Klarinet Archive - Posting 000127.txt from 2009/10

From: "Dan Leeson" <dnleeson@-----.net>
Subj: Re: [kl] Lorenzo Coppola plays K. 622
Date: Sun, 11 Oct 2009 16:49:41 -0400

The obvious reason for revising the basset clarinet part presumably copied
out by Stadler so that he could play K. 622, was that the publisher would
have no market for a concerto requiring an instrument owned by only one
person. When the first edition of K. 622 came out, I believe that there
were three publishers with B&H being the first. All three presented the
revised clarinet part.

As far as I am aware, there was never a printed version of K. 622 for basset
clarinet in A until the Barenreiter edition came out as part of the Neue
Mozart Ausgabe. And the editor of that edition change the registers of some
passages based entirely on taste because he had no source for what Mozart
wrote (with the exception of the fragmentary and very incomplete manuscript
in Mozart's hand of the concerto for basset horn in G).

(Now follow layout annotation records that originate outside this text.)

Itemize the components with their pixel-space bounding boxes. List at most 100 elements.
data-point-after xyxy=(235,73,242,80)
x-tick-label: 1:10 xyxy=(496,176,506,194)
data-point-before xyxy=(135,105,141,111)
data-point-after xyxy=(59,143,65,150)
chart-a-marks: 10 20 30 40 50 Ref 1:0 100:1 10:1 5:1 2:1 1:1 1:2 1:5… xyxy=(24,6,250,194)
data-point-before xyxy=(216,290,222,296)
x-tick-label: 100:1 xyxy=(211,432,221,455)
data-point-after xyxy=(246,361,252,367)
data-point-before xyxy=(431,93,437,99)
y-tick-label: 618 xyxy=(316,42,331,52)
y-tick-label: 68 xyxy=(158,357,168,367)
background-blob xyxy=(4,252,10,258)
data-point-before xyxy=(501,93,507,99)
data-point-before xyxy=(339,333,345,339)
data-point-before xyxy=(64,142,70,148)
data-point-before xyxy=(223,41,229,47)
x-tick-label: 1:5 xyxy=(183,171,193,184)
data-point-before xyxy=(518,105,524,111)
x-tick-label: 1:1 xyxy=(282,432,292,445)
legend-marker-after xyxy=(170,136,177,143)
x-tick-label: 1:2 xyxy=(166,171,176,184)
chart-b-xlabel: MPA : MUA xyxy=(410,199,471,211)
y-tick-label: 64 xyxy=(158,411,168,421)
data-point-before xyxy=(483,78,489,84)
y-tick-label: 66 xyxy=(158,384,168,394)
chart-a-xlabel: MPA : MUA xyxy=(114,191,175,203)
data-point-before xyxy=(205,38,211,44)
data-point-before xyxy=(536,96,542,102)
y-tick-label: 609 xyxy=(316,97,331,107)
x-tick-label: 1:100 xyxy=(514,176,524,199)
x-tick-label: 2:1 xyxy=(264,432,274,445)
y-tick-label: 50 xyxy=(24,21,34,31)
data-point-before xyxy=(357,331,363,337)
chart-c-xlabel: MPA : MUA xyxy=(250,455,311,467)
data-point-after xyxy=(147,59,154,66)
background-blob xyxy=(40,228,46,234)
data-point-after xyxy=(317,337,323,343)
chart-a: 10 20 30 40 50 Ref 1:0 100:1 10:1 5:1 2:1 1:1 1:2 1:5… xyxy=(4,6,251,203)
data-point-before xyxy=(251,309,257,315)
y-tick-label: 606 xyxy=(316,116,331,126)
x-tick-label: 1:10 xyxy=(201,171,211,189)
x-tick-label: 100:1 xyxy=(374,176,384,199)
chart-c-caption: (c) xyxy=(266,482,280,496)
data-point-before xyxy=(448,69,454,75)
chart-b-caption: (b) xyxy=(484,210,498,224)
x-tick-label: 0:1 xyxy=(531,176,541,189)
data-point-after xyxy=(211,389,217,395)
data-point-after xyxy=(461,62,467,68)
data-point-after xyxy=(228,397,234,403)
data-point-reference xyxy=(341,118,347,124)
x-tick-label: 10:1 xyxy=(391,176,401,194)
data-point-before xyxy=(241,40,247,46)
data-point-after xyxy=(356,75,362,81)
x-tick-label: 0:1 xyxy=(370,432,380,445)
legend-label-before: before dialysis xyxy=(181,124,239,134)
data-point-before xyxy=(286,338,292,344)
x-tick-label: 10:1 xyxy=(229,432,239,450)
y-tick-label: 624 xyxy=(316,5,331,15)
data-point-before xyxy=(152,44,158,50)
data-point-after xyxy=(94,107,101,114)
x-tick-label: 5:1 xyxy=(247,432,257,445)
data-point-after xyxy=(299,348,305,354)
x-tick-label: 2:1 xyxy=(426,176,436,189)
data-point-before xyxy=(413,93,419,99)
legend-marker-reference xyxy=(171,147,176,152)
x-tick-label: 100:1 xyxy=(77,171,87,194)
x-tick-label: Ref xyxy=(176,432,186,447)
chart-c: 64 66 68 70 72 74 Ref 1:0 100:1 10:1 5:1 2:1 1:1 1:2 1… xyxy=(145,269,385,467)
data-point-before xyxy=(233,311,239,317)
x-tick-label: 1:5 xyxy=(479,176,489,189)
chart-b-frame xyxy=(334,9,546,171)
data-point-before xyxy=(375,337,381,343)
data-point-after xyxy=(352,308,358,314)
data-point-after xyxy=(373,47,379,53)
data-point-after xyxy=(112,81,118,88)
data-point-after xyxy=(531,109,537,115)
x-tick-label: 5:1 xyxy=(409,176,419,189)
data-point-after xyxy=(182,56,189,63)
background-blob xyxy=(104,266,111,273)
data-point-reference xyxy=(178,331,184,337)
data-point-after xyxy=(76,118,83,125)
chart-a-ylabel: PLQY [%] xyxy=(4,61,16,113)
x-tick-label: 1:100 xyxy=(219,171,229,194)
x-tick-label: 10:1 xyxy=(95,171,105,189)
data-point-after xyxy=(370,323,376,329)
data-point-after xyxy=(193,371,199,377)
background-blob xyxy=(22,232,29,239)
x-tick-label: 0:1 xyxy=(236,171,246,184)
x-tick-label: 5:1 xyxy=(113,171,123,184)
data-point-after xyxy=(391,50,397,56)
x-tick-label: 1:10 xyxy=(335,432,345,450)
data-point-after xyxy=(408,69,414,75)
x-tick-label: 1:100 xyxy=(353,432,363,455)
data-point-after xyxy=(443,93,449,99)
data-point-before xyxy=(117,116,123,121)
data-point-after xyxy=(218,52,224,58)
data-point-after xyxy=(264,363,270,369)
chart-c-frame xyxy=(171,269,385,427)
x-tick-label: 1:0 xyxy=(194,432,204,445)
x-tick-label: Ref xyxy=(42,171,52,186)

As for the existence of a real live basset clarinet in B-flat, I know of no
such thing before contemporary times. According to the Groves Dictionary of
Music and Musicians, Stadler had three basset clarinets, one in C, one in
B-lat, and one in A.

As an interesting vignette about the 18th century interest (really lack of
interest) in autograph scores, when a portion of the manuscript of the
Mozart Requiem was found in a gardener's cottage in a small town in Austria,
the finder took the score to Vienna and offered it to the Austrian National
Library for a fee. At first, they turned him down flat with the argument
that the manuscript was not needed since there already existed two printings
of the Requiem music, one for the orchestral parts, the other for the
singers. They begrudgingly agreed to pay for the manuscript as a service to
Mozart's memory, but they had no intentions of ever using it for anything.
The idea of going back to the source document to see what was originally
written is a late 19th and early 20th century notion.